“The Entertainers” by Gordon Taylor

Gordon Taylor

THE ENTERTAINERS

Once, I was appointed alternate valedictorian
in case the main boy got sick. I was a scholar
of sex then—glossy men in magazines stacked
at the back of a tobacco store on Queen Street.
 
A guidance counselor scratched a penis onto
a chalkboard but never explained pleasure or
HIV or how silence equals death—sign bouncing
in a documentary we weren’t allowed to watch.
 
+
 
Today, another valedictorian stares, speechless
into a Florida crowd. He can’t say the word
gay and—you show me a stone leopard
in a book, poking through sand, memorial
to the Sacred Band of Thebes, pairs of male
lovers, elite warriors enlisted to defeat an army
of Macedonians. It was expected they’d fight
harder to defend ardent bonds. They were all
slain at Chaeronea: cameo concluded.
 
+
 
Once, my brother hated me, though
his smothering never succeeded. In my teenaged
bedroom, floor littered with books and socks,
magazines hidden in a box in the closet,
his hands circled my throat when he shared
a belief that the honor of loving someone
means his voice belongs to you.
 
You sound like a girl.
 
+
 
Today, My Best Friend’s Wedding whines on TV.
I gripe about queer sidekicks in Hollywood movies:
He has no arc.

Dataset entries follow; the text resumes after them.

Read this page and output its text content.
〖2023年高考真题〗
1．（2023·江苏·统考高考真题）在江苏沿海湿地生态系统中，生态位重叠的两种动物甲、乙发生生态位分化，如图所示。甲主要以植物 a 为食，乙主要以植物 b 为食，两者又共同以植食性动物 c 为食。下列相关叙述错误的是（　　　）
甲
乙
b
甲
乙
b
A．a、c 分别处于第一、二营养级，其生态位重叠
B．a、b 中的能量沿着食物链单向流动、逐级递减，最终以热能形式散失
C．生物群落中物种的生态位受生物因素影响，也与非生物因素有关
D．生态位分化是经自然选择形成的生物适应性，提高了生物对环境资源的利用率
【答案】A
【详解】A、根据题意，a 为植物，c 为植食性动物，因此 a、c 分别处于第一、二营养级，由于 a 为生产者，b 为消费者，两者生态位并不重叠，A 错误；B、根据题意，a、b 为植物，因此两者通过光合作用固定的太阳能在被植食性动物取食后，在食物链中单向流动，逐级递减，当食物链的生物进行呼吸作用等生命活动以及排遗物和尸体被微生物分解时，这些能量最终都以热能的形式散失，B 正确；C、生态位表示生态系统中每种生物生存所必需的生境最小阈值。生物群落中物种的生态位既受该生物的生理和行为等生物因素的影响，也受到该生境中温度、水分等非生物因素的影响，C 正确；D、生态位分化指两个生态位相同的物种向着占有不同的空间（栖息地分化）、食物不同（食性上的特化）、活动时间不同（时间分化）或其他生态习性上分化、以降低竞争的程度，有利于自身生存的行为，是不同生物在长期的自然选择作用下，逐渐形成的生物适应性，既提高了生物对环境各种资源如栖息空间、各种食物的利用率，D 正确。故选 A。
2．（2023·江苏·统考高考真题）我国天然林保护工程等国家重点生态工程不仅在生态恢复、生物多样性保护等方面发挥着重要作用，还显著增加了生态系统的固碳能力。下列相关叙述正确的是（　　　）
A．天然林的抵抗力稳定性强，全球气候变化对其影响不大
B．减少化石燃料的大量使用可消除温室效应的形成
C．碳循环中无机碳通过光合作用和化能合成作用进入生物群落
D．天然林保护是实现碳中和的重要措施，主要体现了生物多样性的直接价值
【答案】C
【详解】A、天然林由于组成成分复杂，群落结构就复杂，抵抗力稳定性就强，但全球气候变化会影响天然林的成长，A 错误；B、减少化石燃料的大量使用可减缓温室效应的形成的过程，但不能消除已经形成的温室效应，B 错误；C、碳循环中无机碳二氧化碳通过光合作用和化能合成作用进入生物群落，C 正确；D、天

He speaks just to make the hero
laugh. My husband hisses, quiet, you’re ruining the film—
plus, you don’t need this rage anymore. Our clasped
fingers made of centuries of holding. Our legs braided,
a dialogue, on our sofa. His own brother, our best
man—but I still feel hands crushing my larynx.
 
+
 
Once, I ran up an ancient green hill but tripped,
dropping my spear, just here for you. You looked
back at me, protective but annoyed. We reached
a crowd of clanging and slicing at the top. I lost
sight for hours in a scrum of shields, and pink
cloaks, avoiding cuts, pretending to be dead,
beside your hushed head in the purpled grass.
 
+
 

from Poets Respond
May 22, 2022

__________

Gordon Taylor: “This is in response to the news story out of Florida, in which a gay youth was appointed valedictorian, but due to the ‘don’t say gay’ laws, cannot refer to his activism or gayness in his speech. For me it harkened back to the eighties when I was a closeted teenager trying to come out in the onset of the AIDS epidemic, when it seemed being quiet was the only way to ‘stay safe.’ Are we moving backward? Has anything changed?”